Saturday, April 14, 2012

Stairway to Hell

I grew up in a house with two sets of indoor stairs. I work in a place with stairs. Cleaning stairs is possibly one of the worst jobs. Picking up dog crap is better than cleaning stairs, in my opinion.

Mother and Father came up to my homestead last weekend and cleaned (Father - fixed) all the things that I don't like to clean. This included the car, the house windows, the garden bed (that's right, she weeded!), and some other tasks that I don't even like to think about. It is so nice that Mother comes up and does some spring cleaning for me! But, this got me thinking about those stairs. If I had stairs in my home, they would have been really dirty and Mother would have had to vacuum all the hair, dust balls, dead flies, etc from the stairs.

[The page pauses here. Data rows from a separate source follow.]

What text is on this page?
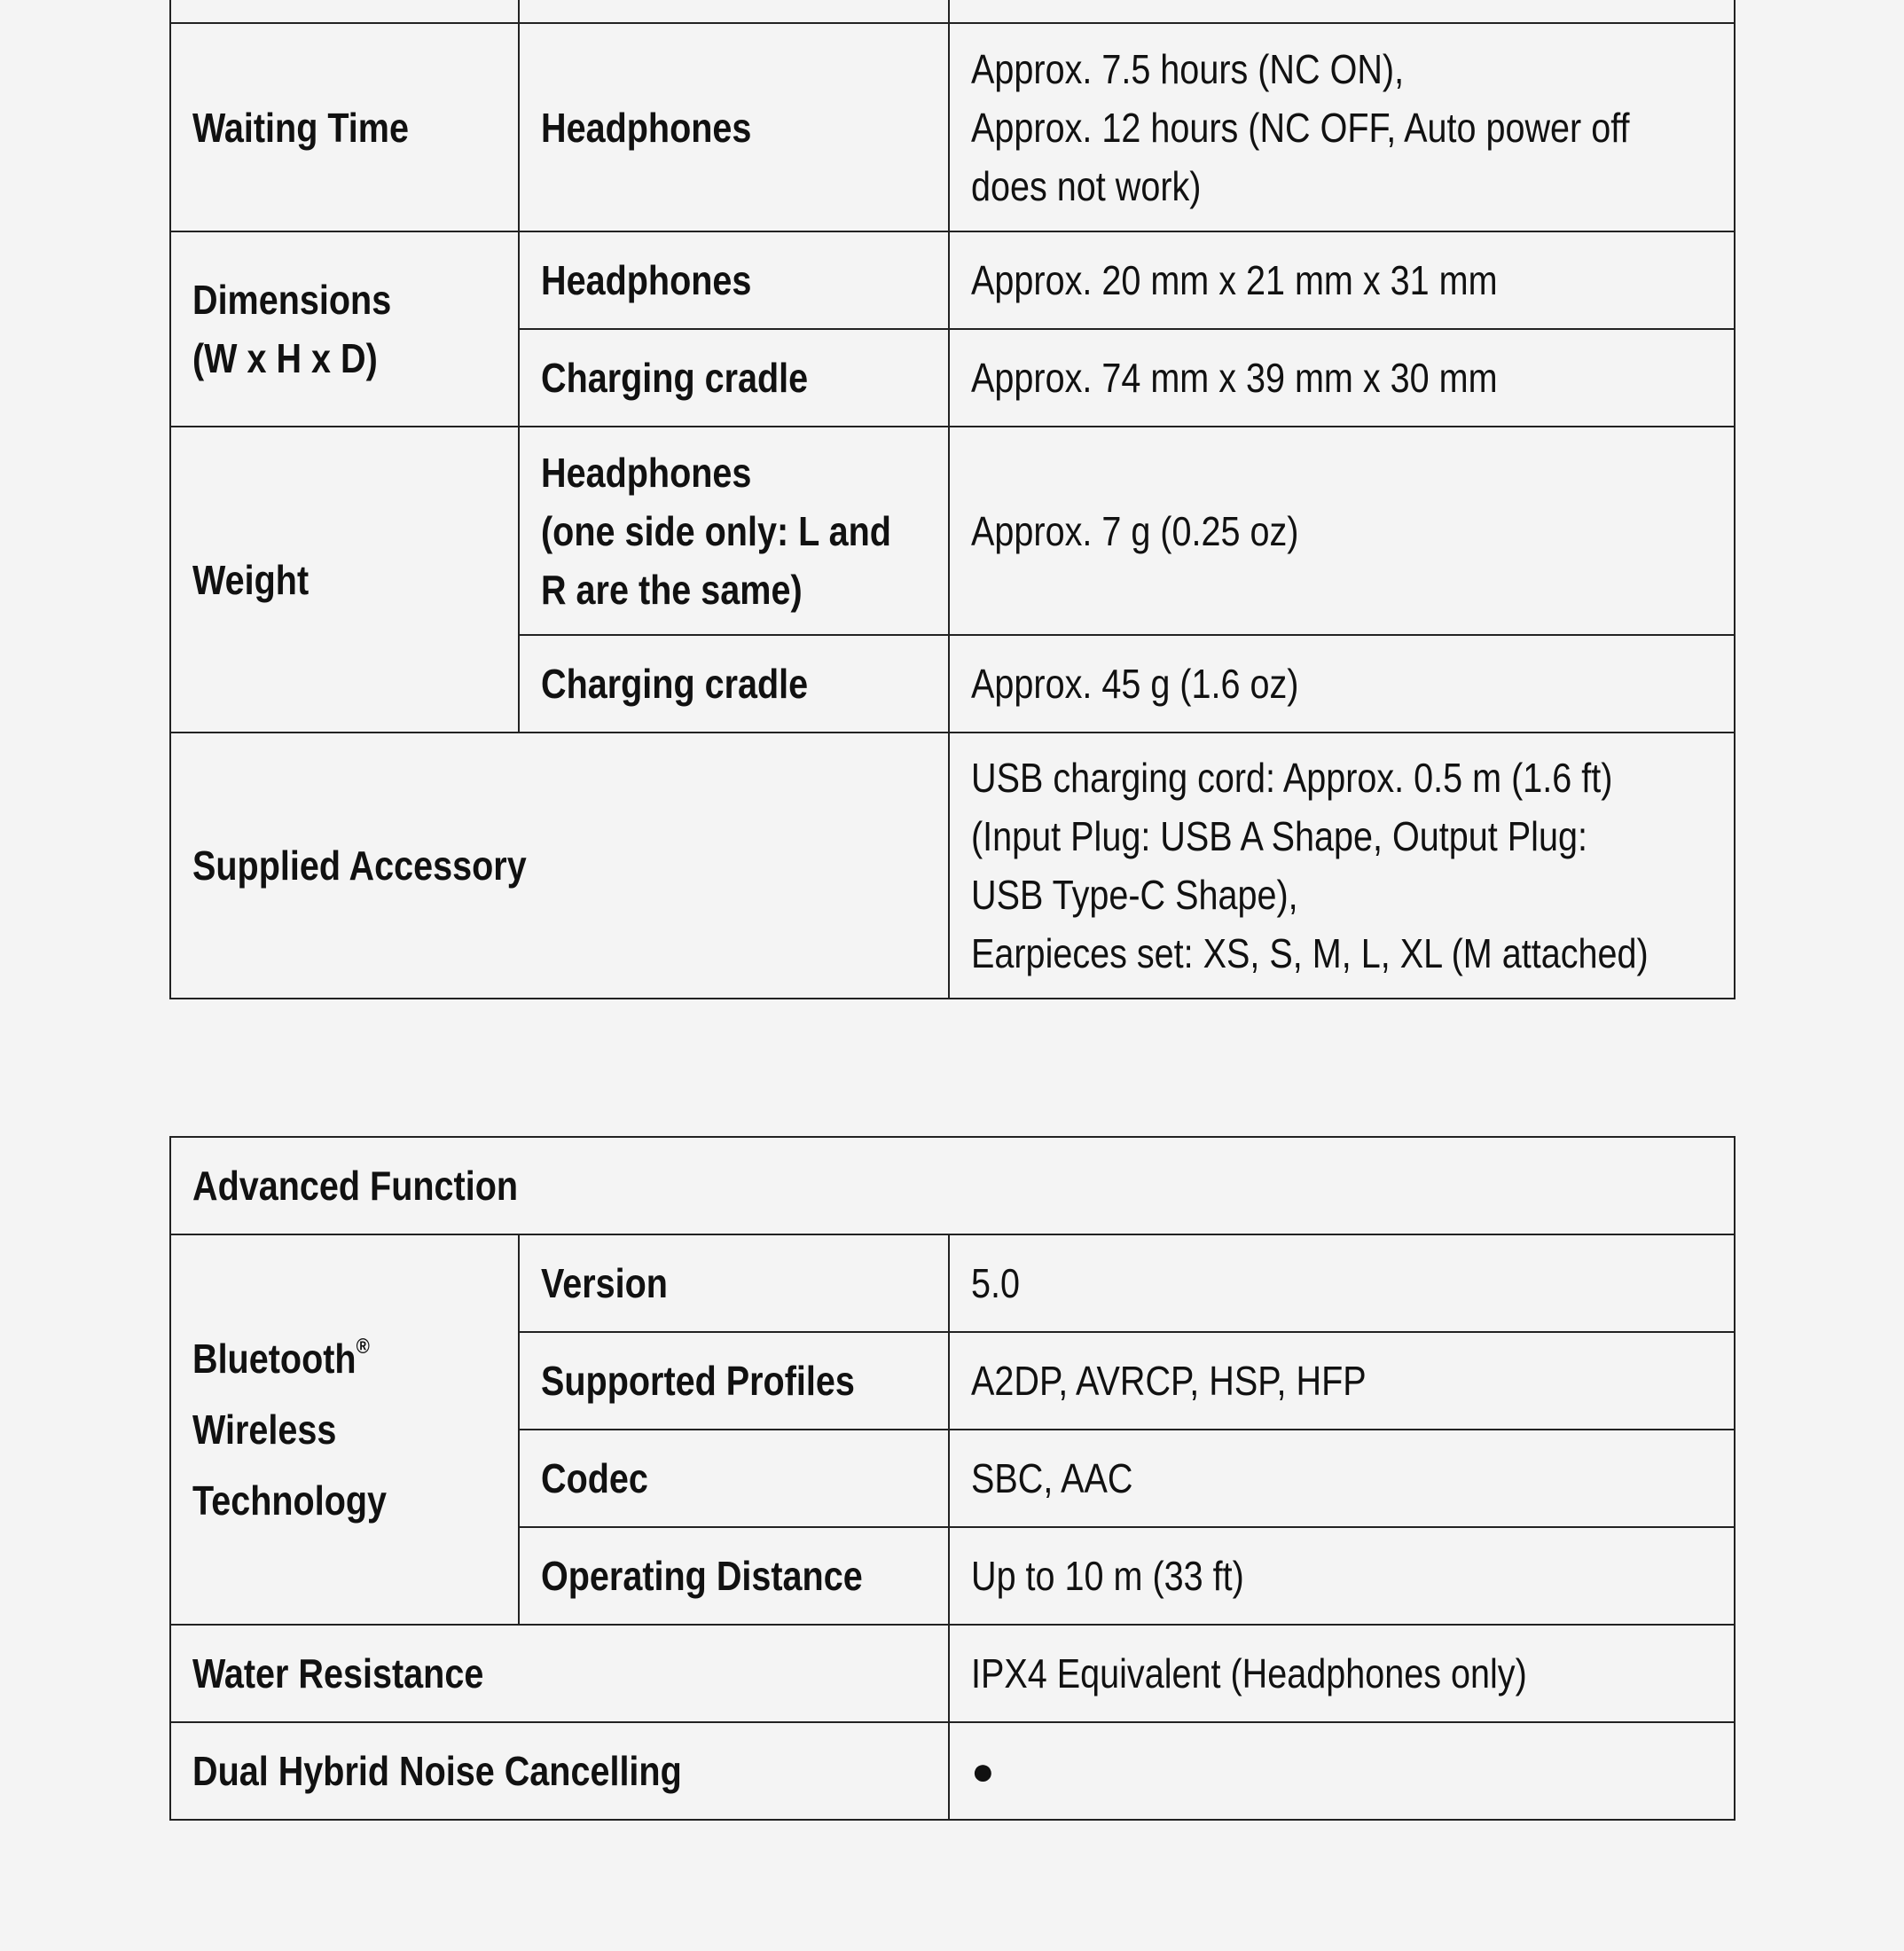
Waiting Time	Headphones	Approx. 7.5 hours (NC ON),
Approx. 12 hours (NC OFF, Auto power off
does not work)

Dimensions
(W x H x D)	Headphones	Approx. 20 mm x 21 mm x 31 mm
	Charging cradle	Approx. 74 mm x 39 mm x 30 mm
Weight	Headphones
(one side only: L and
R are the same)	Approx. 7 g (0.25 oz)
	Charging cradle	Approx. 45 g (1.6 oz)
Supplied Accessory		USB charging cord: Approx. 0.5 m (1.6 ft)
(Input Plug: USB A Shape, Output Plug:
USB Type-C Shape),
Earpieces set: XS, S, M, L, XL (M attached)
Advanced Function		

Bluetooth®
Wireless
Technology	Version	5.0
	Supported Profiles	A2DP, AVRCP, HSP, HFP
	Codec	SBC, AAC
	Operating Distance	Up to 10 m (33 ft)
Water Resistance		IPX4 Equivalent (Headphones only)
Dual Hybrid Noise Cancelling		●
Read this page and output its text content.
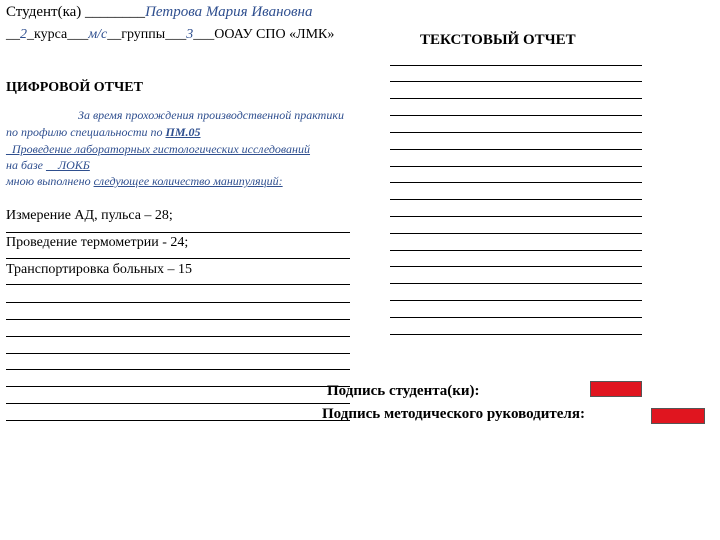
Студент(ка) ________Петрова Мария Ивановна
__2_курса___м/с__группы___3___ООАУ СПО «ЛМК»	ТЕКСТОВЫЙ ОТЧЕТ
ЦИФРОВОЙ ОТЧЕТ
За время прохождения производственной практики
по профилю специальности по ПМ.05
_Проведение лабораторных гистологических исследований
на базе __ЛОКБ
мною выполнено следующее количество манипуляций:
Измерение АД, пульса – 28;
Проведение термометрии - 24;
Транспортировка больных – 15
Подпись студента(ки):
Подпись методического руководителя:
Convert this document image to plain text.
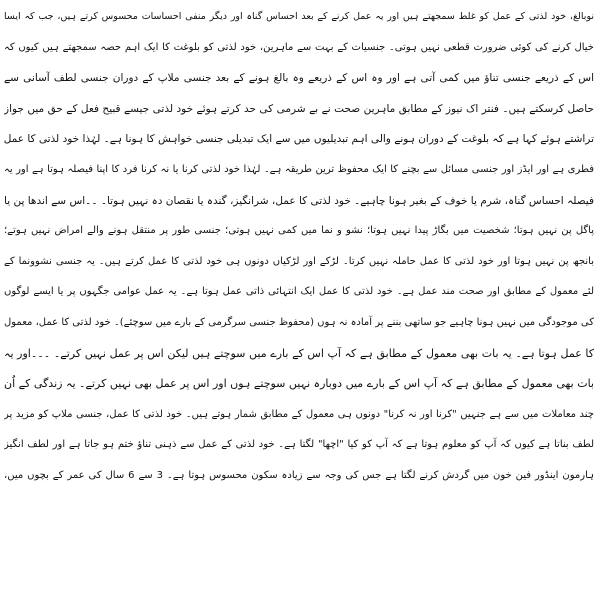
نوبالغ، خود لذتی کے عمل کو غلط سمجھتے ہیں اور یہ عمل کرنے کے بعد احساس گناہ اور دیگر منفی احساسات محسوس کرتے ہیں، جب کہ ایسا
خیال کرنے کی کوئی ضرورت قطعی نہیں ہوتی۔ جنسیات کے بہت سے ماہرین، خود لذتی کو بلوغت کا ایک اہم حصہ سمجھتے ہیں کیوں کہ
اس کے ذریعے جنسی تناؤ میں کمی آتی ہے اور وہ اس کے ذریعے وہ بالغ ہونے کے بعد جنسی ملاپ کے دوران جنسی لطف آسانی سے
حاصل کرسکتے ہیں۔ فنتر اک نیوز کے مطابق ماہرین صحت نے بے شرمی کی حد کرتے ہوئے خود لذتی جیسے قبیح فعل کے حق میں جواز
تراشتے ہوئے کہا ہے کہ بلوغت کے دوران ہونے والی اہم تبدیلیوں میں سے ایک تبدیلی جنسی خواہش کا ہونا ہے۔ لہٰذا خود لذتی کا عمل
فطری ہے اور ایڈز اور جنسی مسائل سے بچنے کا ایک محفوظ ترین طریقہ ہے۔ لہٰذا خود لذتی کرنا یا نہ کرنا فرد کا اپنا فیصلہ ہوتا ہے اور یہ
فیصلہ احساس گناہ، شرم یا خوف کے بغیر ہونا چاہیے۔ خود لذتی کا عمل، شرانگیز، گندہ یا نقصان دہ نہیں ہوتا۔ ۔۔اس سے اندھا پن یا
پاگل پن نہیں ہوتا؛ شخصیت میں بگاڑ پیدا نہیں ہوتا؛ نشو و نما میں کمی نہیں ہوتی؛ جنسی طور پر منتقل ہونے والے امراض نہیں ہوتے؛
بانجھ پن نہیں ہوتا اور خود لذتی کا عمل حاملہ نہیں کرتا۔ لڑکے اور لڑکیاں دونوں ہی خود لذتی کا عمل کرتے ہیں۔ یہ جنسی نشوونما کے
لئے معمول کے مطابق اور صحت مند عمل ہے۔ خود لذتی کا عمل ایک انتہائی ذاتی عمل ہوتا ہے۔ یہ عمل عوامی جگہوں پر یا ایسے لوگوں
کی موجودگی میں نہیں ہونا چاہیے جو ساتھی بننے پر آمادہ نہ ہوں (محفوظ جنسی سرگرمی کے بارے میں سوچئے)۔ خود لذتی کا عمل، معمول
کا عمل ہوتا ہے۔ یہ بات بھی معمول کے مطابق ہے کہ آپ اس کے بارے میں سوچتے ہیں لیکن اس پر عمل نہیں کرتے۔ ۔۔۔اور یہ
بات بھی معمول کے مطابق ہے کہ آپ اس کے بارے میں دوبارہ نہیں سوچتے ہوں اور اس پر عمل بھی نہیں کرتے۔ یہ زندگی کے اُن
چند معاملات میں سے ہے جنہیں "کرنا اور نہ کرنا" دونوں ہی معمول کے مطابق شمار ہوتے ہیں۔ خود لذتی کا عمل، جنسی ملاپ کو مزید پر
لطف بناتا ہے کیوں کہ آپ کو معلوم ہوتا ہے کہ آپ کو کیا "اچھا" لگتا ہے۔ خود لذتی کے عمل سے ذہنی تناؤ ختم ہو جاتا ہے اور لطف انگیز
ہارمون اینڈور فین خون میں گردش کرنے لگتا ہے جس کی وجہ سے زیادہ سکون محسوس ہوتا ہے۔ 3 سے 6 سال کی عمر کے بچوں میں،
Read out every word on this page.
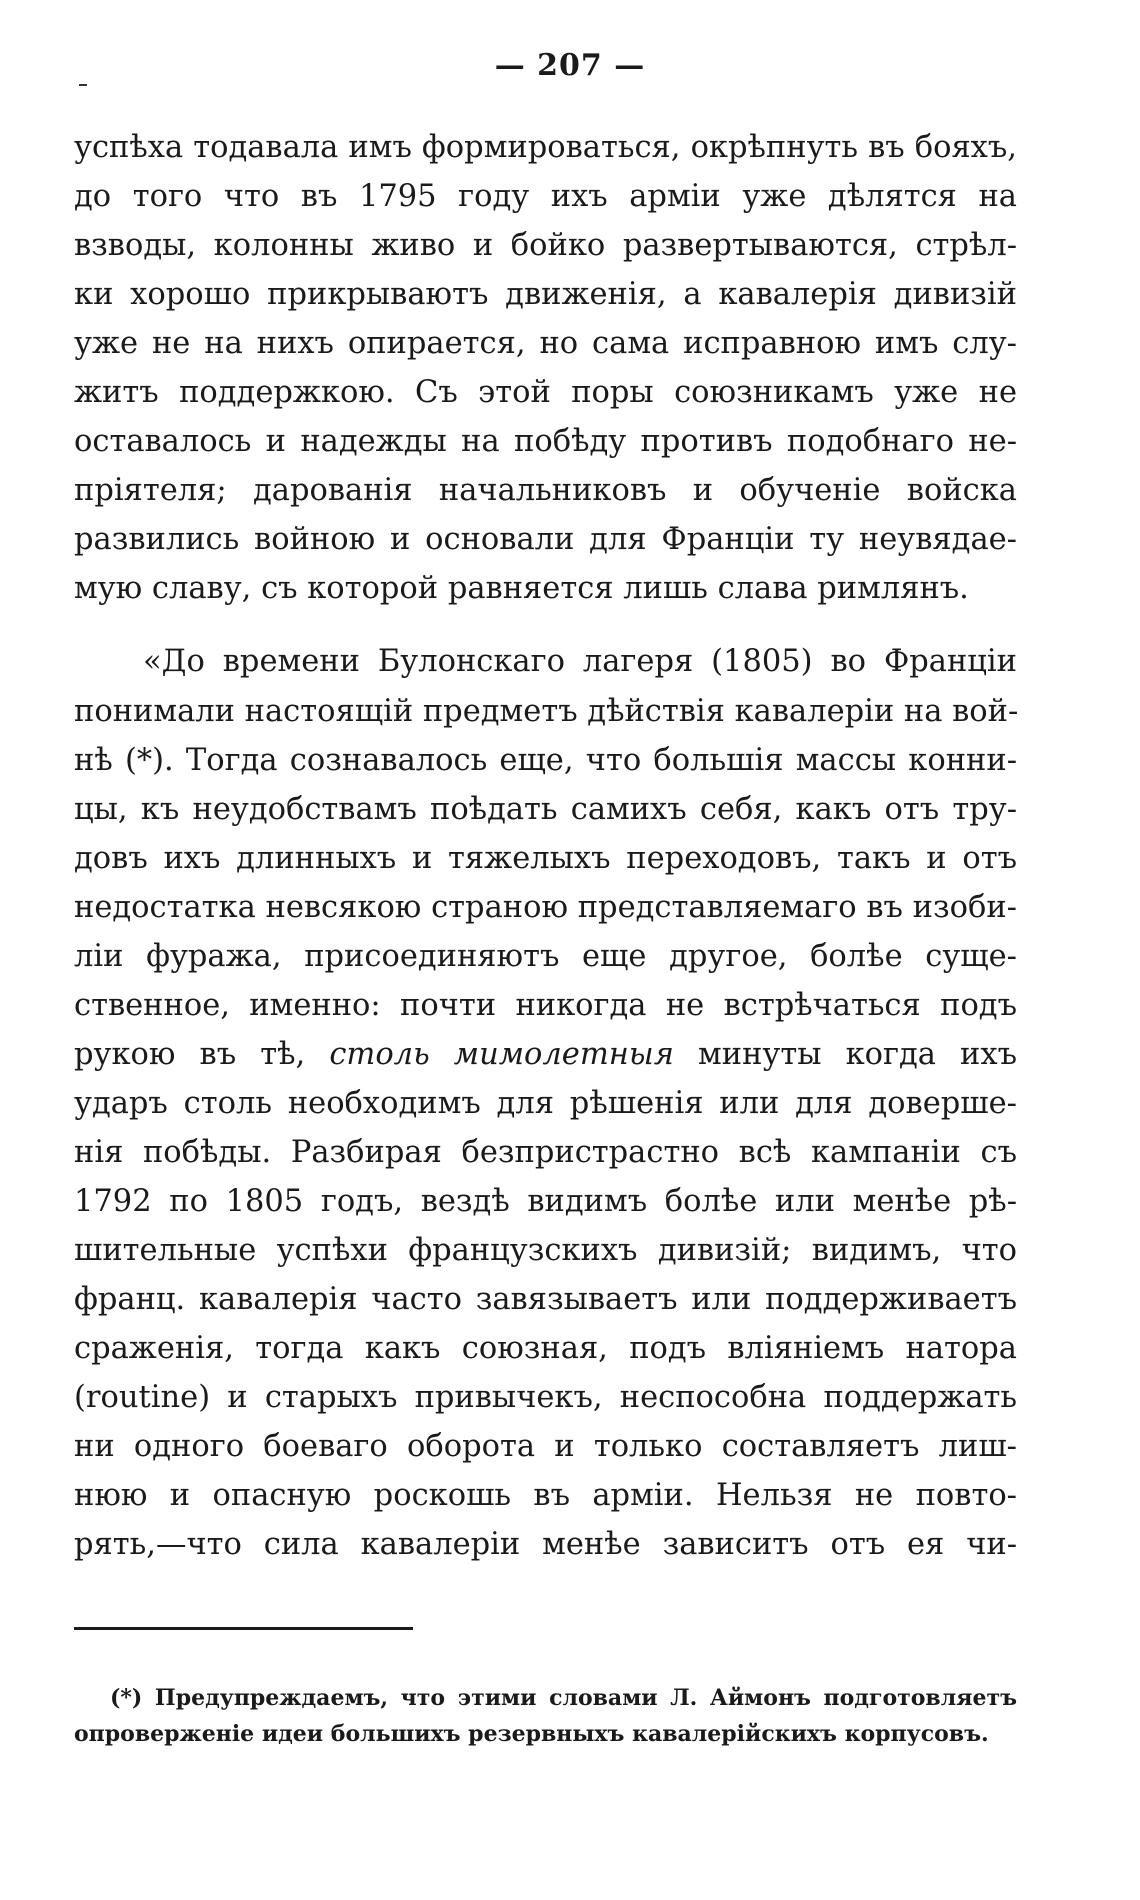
— 207 —
успѣха тодавала имъ формироваться, окрѣпнуть въ бояхъ,
до того что въ 1795 году ихъ арміи уже дѣлятся на
взводы, колонны живо и бойко развертываются, стрѣл-
ки хорошо прикрываютъ движенія, а кавалерія дивизій
уже не на нихъ опирается, но сама исправною имъ слу-
житъ поддержкою. Съ этой поры союзникамъ уже не
оставалось и надежды на побѣду противъ подобнаго не-
пріятеля; дарованія начальниковъ и обученіе войска
развились войною и основали для Франціи ту неувядае-
мую славу, съ которой равняется лишь слава римлянъ.
«До времени Булонскаго лагеря (1805) во Франціи
понимали настоящій предметъ дѣйствія кавалеріи на вой-
нѣ (*). Тогда сознавалось еще, что большія массы конни-
цы, къ неудобствамъ поѣдать самихъ себя, какъ отъ тру-
довъ ихъ длинныхъ и тяжелыхъ переходовъ, такъ и отъ
недостатка невсякою страною представляемаго въ изоби-
ліи фуража, присоединяютъ еще другое, болѣе суще-
ственное, именно: почти никогда не встрѣчаться подъ
рукою въ тѣ, столь мимолетныя минуты когда ихъ
ударъ столь необходимъ для рѣшенія или для доверше-
нія побѣды. Разбирая безпристрастно всѣ кампаніи съ
1792 по 1805 годъ, вездѣ видимъ болѣе или менѣе рѣ-
шительные успѣхи французскихъ дивизій; видимъ, что
франц. кавалерія часто завязываетъ или поддерживаетъ
сраженія, тогда какъ союзная, подъ вліяніемъ натора
(routine) и старыхъ привычекъ, неспособна поддержать
ни одного боеваго оборота и только составляетъ лиш-
нюю и опасную роскошь въ арміи. Нельзя не повто-
рять,—что сила кавалеріи менѣе зависитъ отъ ея чи-
(*) Предупреждаемъ, что этими словами Л. Аймонъ подготовляетъ
опроверженіе идеи большихъ резервныхъ кавалерійскихъ корпусовъ.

When I was little, I pretended the vacuum the stairs. Sissy and I would have to take turns cleaning the stairs and more often than not, I just turned on the vacuum (but didn't actually move it) and I picked up the pieces of tree needles out of the corner with my fingers and called it good. That's probably why Mother and I got in screaming matches over chores. I pretended to do them, she noticed, and I hated that. "Housework when done correctly can kill you" was my childhood mantra.

So, this morning, while I was admiring my clean house, I thought, man, I am so glad I bought a house with no stairs. I may regret it later in life when I want a bigger house but I will always know that a cleaning a smaller house is easier than a big one. (Or at least fake cleaning a smaller house is easier than fake cleaning a big one...although big ones usually come with more closet space. Damn, oh well.)


Anutski said...

HaHa ! I actually don't mind vacuuming stairs. Since our growing up house had 2 sets of stairs, we were obviously edumacated on 'the way' to get the job done - - thus the trickle down to you. Our 1st house was a one story - - it does have its advantages !

The Momma said...

No stairs! I never thought about the consequences of living in a house without stairs...they're a perfect place for time out (another reason you would hate them), playing with a slinky, riding down them in a cardboard box, chasing someone up then grabbing their leg and pulling them back down, hiding at the top and scaring the person coming up, spying, eavesdropping. Vacuuming is a small price to pay.